Insight By Red Hat

How state, local govts and Higher Ed face similar IT challenges to federal, but with fewer resources

Federal agencies aren’t the only ones working to modernize their IT systems. State and local governments, as well as many higher education institutions, are t...

This content is provided by Red Hat

Federal agencies aren’t the only ones working to modernize their IT systems. State and local governments, as well as many higher education institutions, are trying to deliver better services and experiences to customers, faster. And they face a lot of the same challenges.

“The hardest part of modernizing your IT infrastructure isn’t really tied up in the software or technology,” Damien Eversmann, Red Hat senior solutions architect, said. “The technology is there. In most cases it’s robust, with a lot of features, functionality, and benefits. The place where most people get tied up is the culture of their organization.”

The classic structure of an IT organization usually involved a series of silos, where different groups like developers and operations would work in isolation, writing code for an application or trying to deploy it without any input from other teams. Because collaboration wasn’t a common practice, the different teams became territorial and entrenched, rather than working together.

“You have the people in charge of storage, the people in charge of networking, and the people in charge of operating systems. Then you have security who jumps in, who are more often than not, the last ones to know anything. And of course, that’s why we have all of these security breaches, it’s because at the last minute, security gets added on as an afterthought,” Eversmann said. “You have all of these different groups that for the past 20 years have been used to maintaining their silence. They’re in charge of some specific thing, and that’s the way it is. They’re not going to let anybody else touch it.”

But knocking down those silos and fostering collaboration is where Red Hat excels. In fact, that’s the whole concept behind one of its flagship open source solutions.

Openshift, Red Hat’s container management platform, provides a solution to work together and deliver faster,” Eversmann said. “It’s all about combining the functions of infrastructure and development, resulting in application and infrastructure teams working together, to get software to market faster, delivering web applications to citizens and students faster, whether you’re working for a government or an educational institution.”

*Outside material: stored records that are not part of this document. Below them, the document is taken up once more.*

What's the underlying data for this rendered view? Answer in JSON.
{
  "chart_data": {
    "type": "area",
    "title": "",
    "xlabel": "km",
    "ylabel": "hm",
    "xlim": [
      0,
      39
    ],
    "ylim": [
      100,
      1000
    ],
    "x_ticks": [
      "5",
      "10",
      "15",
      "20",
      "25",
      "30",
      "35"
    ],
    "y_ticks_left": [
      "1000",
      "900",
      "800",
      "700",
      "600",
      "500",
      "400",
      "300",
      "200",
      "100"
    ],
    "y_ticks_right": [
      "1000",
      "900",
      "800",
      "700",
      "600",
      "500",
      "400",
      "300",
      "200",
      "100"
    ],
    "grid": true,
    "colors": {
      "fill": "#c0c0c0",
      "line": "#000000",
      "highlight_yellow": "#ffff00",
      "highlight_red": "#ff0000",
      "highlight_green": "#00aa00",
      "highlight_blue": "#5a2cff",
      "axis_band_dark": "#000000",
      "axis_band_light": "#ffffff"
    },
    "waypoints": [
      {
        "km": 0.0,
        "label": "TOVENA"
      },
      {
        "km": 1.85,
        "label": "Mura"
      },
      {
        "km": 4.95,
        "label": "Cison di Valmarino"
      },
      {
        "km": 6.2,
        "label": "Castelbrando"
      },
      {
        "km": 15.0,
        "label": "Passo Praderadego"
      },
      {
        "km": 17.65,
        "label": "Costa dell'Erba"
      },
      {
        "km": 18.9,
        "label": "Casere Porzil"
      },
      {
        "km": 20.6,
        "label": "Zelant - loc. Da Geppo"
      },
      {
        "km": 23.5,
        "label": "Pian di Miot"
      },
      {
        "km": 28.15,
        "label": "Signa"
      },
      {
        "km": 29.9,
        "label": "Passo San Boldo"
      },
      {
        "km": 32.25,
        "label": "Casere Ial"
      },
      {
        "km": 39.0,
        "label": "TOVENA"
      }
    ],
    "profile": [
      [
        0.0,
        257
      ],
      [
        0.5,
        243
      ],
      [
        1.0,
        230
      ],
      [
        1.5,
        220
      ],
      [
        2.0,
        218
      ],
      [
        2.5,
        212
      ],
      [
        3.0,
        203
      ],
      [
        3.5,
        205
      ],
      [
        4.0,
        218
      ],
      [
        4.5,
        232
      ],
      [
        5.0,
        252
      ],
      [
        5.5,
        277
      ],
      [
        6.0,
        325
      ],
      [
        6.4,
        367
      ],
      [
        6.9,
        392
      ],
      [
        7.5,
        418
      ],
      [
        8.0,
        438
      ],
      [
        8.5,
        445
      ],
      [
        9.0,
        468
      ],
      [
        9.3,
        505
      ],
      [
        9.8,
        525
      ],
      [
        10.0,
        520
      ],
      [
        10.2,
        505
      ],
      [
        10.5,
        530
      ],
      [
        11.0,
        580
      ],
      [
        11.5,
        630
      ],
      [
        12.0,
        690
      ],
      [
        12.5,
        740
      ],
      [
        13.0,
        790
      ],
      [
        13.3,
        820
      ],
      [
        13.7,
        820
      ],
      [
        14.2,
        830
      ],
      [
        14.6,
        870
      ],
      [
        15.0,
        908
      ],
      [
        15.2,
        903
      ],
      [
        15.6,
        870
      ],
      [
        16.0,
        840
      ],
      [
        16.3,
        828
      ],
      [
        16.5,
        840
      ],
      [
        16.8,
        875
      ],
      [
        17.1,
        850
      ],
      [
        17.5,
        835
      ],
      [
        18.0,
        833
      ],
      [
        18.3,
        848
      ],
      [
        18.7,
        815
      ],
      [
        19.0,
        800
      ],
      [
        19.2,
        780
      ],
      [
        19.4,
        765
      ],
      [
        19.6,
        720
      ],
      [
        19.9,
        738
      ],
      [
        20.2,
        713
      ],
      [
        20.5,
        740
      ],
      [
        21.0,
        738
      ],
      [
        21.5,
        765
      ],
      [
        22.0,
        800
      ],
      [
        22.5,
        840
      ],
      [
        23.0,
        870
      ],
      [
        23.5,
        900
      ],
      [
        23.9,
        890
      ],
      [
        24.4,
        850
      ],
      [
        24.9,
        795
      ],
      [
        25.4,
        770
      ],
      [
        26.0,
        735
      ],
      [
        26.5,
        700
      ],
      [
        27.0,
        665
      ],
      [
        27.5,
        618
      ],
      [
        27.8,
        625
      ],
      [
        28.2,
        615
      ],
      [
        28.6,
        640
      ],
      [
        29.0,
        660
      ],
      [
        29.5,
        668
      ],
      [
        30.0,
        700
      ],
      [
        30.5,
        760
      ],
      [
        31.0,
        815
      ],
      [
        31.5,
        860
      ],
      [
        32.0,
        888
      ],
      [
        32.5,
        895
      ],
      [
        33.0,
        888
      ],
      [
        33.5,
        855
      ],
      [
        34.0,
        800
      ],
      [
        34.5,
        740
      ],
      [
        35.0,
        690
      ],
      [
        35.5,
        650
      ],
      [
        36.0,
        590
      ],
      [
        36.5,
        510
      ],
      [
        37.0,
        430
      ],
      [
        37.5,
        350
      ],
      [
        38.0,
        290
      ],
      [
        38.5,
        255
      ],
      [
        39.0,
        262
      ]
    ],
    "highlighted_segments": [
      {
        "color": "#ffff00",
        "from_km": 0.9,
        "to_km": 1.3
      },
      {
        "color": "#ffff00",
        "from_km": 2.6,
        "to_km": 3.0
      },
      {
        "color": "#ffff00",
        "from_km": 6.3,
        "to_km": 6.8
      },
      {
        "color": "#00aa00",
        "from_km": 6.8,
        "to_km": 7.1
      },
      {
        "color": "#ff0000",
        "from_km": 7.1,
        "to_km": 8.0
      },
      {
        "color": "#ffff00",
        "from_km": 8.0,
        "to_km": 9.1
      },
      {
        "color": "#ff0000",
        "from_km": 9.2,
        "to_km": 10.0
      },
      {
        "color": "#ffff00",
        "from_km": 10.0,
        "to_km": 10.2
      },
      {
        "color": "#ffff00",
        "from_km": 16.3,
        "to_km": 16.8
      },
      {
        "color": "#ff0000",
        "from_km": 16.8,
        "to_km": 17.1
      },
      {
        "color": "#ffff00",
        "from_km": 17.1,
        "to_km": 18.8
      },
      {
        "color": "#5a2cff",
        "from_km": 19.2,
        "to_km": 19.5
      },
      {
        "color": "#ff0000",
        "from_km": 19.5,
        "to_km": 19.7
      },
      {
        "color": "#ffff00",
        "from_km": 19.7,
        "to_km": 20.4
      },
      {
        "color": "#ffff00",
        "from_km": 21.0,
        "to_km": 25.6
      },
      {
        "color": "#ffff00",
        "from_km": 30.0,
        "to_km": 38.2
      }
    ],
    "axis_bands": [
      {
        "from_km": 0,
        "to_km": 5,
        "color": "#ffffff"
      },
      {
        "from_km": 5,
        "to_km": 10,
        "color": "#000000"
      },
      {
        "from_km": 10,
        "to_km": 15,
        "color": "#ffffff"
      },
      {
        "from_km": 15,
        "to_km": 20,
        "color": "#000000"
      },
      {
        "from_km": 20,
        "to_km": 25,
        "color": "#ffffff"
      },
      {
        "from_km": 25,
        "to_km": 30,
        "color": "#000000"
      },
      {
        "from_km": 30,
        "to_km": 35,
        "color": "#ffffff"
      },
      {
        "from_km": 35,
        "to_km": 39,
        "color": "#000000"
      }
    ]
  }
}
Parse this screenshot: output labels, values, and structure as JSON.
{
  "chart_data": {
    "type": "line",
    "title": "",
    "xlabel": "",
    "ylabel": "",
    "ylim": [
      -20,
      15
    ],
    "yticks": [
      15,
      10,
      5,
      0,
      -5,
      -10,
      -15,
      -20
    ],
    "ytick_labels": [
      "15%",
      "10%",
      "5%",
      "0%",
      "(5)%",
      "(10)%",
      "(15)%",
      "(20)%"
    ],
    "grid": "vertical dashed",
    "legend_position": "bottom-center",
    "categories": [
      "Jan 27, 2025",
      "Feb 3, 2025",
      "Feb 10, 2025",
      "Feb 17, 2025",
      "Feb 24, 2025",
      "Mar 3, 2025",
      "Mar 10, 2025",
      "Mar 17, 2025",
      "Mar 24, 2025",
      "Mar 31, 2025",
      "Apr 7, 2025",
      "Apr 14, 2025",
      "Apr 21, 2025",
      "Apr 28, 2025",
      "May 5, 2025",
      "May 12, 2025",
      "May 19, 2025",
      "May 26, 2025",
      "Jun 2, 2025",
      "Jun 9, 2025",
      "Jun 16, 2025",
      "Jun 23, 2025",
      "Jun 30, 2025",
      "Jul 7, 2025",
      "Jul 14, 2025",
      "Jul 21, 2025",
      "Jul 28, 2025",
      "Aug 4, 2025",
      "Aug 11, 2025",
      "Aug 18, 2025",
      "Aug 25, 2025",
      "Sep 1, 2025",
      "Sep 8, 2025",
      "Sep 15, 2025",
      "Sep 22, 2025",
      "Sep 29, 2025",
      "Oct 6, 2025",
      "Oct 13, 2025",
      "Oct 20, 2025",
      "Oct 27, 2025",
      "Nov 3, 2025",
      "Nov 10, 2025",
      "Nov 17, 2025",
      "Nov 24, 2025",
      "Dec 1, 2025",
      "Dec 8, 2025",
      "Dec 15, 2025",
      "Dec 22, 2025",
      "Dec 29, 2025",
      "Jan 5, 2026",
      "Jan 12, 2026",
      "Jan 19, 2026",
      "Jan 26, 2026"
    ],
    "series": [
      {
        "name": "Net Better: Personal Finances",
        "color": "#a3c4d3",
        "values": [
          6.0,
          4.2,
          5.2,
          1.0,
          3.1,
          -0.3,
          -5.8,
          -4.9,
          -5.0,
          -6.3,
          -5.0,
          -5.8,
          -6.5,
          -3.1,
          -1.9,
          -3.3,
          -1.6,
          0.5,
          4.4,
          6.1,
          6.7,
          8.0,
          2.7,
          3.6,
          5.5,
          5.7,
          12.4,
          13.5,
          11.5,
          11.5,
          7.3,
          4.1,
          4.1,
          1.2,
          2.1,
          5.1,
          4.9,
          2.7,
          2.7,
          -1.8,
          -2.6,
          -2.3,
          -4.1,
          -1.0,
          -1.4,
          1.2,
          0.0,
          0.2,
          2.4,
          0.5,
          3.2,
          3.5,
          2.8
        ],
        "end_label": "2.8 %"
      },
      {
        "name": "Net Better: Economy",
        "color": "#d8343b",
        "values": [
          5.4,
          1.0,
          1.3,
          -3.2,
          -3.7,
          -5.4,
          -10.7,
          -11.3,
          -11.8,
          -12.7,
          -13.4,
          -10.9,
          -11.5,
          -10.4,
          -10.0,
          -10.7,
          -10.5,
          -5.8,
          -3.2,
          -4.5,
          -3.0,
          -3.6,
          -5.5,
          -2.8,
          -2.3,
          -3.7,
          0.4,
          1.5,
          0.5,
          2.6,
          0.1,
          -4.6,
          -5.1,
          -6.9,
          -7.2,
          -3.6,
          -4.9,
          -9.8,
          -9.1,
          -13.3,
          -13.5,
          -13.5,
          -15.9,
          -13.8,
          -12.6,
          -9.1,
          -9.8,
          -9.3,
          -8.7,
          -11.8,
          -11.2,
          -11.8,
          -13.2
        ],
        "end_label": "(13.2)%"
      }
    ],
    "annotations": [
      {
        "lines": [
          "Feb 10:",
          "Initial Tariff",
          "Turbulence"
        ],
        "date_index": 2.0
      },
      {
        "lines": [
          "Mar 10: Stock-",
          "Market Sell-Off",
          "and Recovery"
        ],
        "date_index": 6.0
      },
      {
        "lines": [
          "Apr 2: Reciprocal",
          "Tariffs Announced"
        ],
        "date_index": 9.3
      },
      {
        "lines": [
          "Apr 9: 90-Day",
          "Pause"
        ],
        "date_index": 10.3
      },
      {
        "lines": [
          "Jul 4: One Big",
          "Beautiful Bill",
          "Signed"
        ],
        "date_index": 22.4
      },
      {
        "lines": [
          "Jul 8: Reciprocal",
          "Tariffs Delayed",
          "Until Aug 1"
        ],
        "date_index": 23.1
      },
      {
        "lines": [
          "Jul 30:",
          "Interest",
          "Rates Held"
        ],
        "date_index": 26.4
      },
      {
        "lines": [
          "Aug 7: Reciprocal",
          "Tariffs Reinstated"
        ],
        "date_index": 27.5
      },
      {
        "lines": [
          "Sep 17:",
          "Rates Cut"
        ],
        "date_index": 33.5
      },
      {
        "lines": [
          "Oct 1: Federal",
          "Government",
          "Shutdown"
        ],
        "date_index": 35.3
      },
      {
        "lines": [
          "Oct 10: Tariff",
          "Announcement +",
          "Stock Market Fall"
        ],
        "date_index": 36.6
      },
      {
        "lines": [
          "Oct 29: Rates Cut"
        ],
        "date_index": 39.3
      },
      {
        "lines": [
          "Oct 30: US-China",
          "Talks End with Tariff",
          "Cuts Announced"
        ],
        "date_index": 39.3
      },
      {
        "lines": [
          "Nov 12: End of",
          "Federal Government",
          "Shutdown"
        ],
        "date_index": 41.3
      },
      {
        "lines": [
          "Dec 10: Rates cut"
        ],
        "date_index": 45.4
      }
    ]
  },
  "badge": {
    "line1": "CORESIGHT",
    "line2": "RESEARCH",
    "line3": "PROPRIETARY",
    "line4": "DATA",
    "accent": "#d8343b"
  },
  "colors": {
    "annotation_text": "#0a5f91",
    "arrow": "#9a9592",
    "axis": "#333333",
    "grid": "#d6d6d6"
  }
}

Once those silos are knocked down and the different teams are collaborating instead of being fragmented, governments and higher education institutions can focus on improving their missions. Eversmann said these can include things like Departments of Motor Vehicles that want to cut lines, city transportation departments that want to fill potholes faster, and universities that want to streamline admissions, registrations and payments for students and parents.

But that’s where they run into another familiar challenge. State and local governments can actually have even more trouble hiring than federal agencies, because while neither can compete with the private sector in pay, federal agencies do have larger budgets in that area. So how do you recruit and retain top talent when you can’t compete in pay? Eversmann said governments need to give people something fun to do instead.

“For geeks, fun and interesting means cutting edge and modern,” Eversmann said. “And the nice thing is that we’re at a point where some of the hottest solutions, some of the most modern technologies are actually targeted at saving money.”

Enter Ansible, Red Hat’s automation solution. Ansible helps automate repetitive, monotonous tasks like positioning servers, deploying software updates, and changing user passwords.

Many states are currently going through IT consolidation right now, Eversmann shared, where they’re transitioning from each department having its own small IT shop to having one central IT service for the whole state. Automation can help with that process, because each small IT shop has its own slightly different way of doing things, all of which have to be reconciled when consolidating to a centralized agency.

“Different individuals who actually have the expertise, and the in-depth knowledge about each department can write that automation, by sitting down and writing the processes out in what Ansible calls a playbook,” Eversmann said. “Those playbooks can then be put into a central system where anybody can go in and click a link, answer some questions and kick the process off. It doesn’t need to be that one person who knows that one little trick on how to do that one thing for that one department.”

And never mind that common refrain about automation taking jobs away.

“In IT, we already have people whose workloads are 150%-200% of what a normal workload should be,” Eversmann said. “So automation isn’t about laying people off and saving money that way. It’s about enabling the workforce.”